Hydrogen peroxide is found on Mars

3/1/2004
BY MICHAEL WOODS
BLADE SCIENCE EDITOR

Mars brush with Earth in August - closest in 60,000 years - gave astronomers a peek into the Red Planet s atmosphere that revealed why oxygen levels remain too low for humans to breathe.

The culprit, researchers are reporting today, is hydrogen peroxide - the stuff familiar on Earth as an antiseptic for cuts.

Dr. R. Todd Clancy, who headed the research, in an interview described it as the first detection of hydrogen peroxide in the Martian atmosphere, and a landmark in understanding that thin shroud of gases.

“To a large degree, our measurement of hydrogen peroxide is a confirmation that we understand how the chemistry of the Mars atmosphere behaves,” he said. “Unlike Venus, Mars is hospitable enough to be considered a possible human habitat in the future.”

Dr. Clancy headed a research team from the Space Science Institute in Boulder, Colo., that made the discovery. They used the James Clerk Maxwell Telescope, a radio telescope located near the 14,000-foot summit of Mauna Kea in Hawaii.

“This is the first time that a chemical catalyst of this sort has been found in a planetary atmosphere other than the Earth s,” said Dr. Douglas Pierce-Price. He is with the Joint Astronomy Center in Hilo, Hawaii, which operates the 50-foot-diameter telescope.

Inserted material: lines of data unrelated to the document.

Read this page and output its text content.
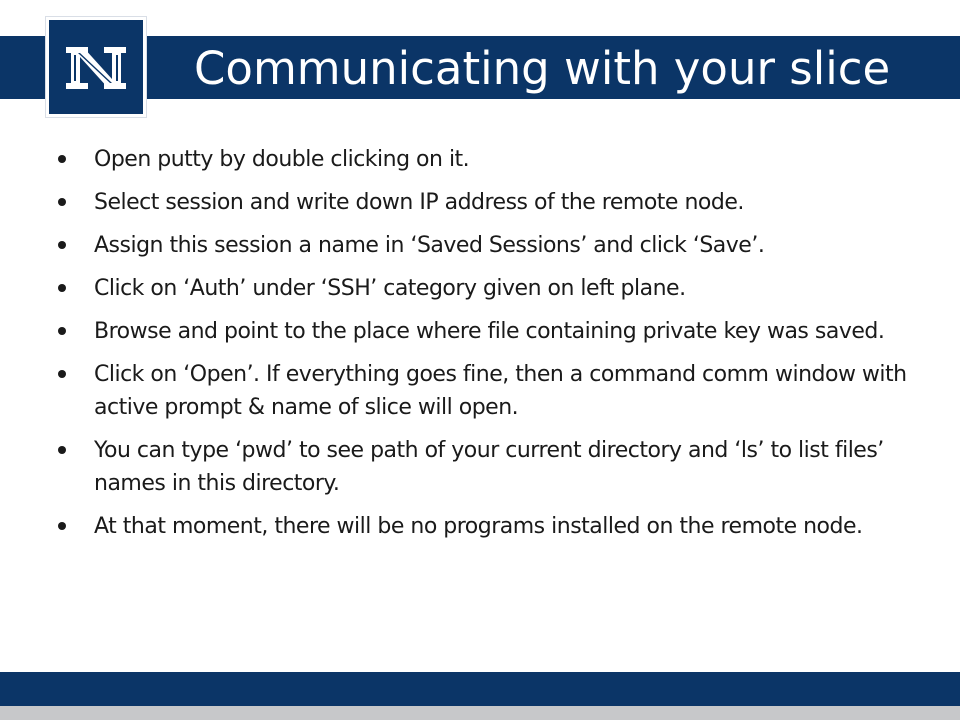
Communicating with your slice
Open putty by double clicking on it.
Select session and write down IP address of the remote node.
Assign this session a name in ‘Saved Sessions’ and click ‘Save’.
Click on ‘Auth’ under ‘SSH’ category given on left plane.
Browse and point to the place where file containing private key was saved.
Click on ‘Open’. If everything goes fine, then a command comm window with active prompt & name of slice will open.
You can type ‘pwd’ to see path of your current directory and ‘ls’ to list files’ names in this directory.
At that moment, there will be no programs installed on the remote node.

The United Kingdom, Canada, and the Netherlands own the Maxwell telescope, which is one of the world s largest.

Dr. Clancy noted that such ground-based instruments – rather than space probes like the rovers now exploring Mars surface - have pieced together most of the knowledge about the planet s atmosphere.

Hydrogen peroxide has been the missing link in that knowledge for almost 30 years.

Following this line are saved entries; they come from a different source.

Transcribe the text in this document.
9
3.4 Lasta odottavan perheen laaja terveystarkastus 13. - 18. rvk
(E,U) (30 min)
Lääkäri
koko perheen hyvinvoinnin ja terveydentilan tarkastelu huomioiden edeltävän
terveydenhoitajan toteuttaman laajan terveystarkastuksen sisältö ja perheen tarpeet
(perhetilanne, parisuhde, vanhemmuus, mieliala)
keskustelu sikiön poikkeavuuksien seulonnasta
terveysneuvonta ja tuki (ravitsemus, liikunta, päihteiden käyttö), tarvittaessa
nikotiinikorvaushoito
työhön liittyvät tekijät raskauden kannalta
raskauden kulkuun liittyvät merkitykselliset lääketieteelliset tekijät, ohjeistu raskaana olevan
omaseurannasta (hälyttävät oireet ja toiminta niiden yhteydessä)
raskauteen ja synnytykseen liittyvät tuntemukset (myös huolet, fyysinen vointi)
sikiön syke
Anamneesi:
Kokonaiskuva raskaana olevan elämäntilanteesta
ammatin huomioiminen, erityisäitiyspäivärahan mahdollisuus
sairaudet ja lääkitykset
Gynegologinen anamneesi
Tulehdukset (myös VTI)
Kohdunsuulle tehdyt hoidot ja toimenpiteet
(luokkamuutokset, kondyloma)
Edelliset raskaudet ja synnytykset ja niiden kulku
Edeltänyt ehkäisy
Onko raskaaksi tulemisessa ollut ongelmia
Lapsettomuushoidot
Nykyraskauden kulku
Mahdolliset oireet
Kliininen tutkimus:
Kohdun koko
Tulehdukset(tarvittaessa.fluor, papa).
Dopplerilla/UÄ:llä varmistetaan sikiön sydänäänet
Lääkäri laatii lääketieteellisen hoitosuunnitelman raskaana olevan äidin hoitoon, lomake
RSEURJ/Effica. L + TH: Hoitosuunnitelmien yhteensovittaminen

The big three ingredients in Mars atmosphere are carbon dioxide (95 percent), nitrogen (4 percent), and water vapor (0.02 percent).

Just as on Earth, ultraviolet light from the sun triggers chemical reactions that break those gases apart.

Based on knowledge of Earth s atmospheric chemistry, scientists in the 1960s and 1970s concluded that hydrogen peroxide also must be present on Mars.

That s because Martian chemistry breaks carbon dioxide into carbon monoxide and oxygen. Hydrogen peroxide then acts as a catalyst. It pushes key chemical reactions that reassemble carbon dioxide.

Without the right amount of hydrogen peroxide, oxygen would build up to much higher levels - perhaps 10 percent, Dr. Clancy said. Earth s atmosphere is 21 percent oxygen.

Unable to detect hydrogen peroxide over the years, other scientists proposed complicated schemes to explain how Mars kept a stable atmosphere. The detection of hydrogen peroxide keeps the explanation simple, Dr. Clancy indicated.

What about the possibility of short-circuiting hydrogen peroxide so that oxygen does build up, making Mars more habitable for humans?

Dr. Clancy noted that low oxygen is only part of Mars problem. Low atmospheric pressure is another. Even with more oxygen, Mars atmospheric pressure would be too low for humans to stroll the surface. Pressure would still be about 6 millibars, compared with 1,000 on Earth.

Anyone who ventured outdoors without a pressurized spacesuit would face death, as gases began to bubble out of their blood, he said.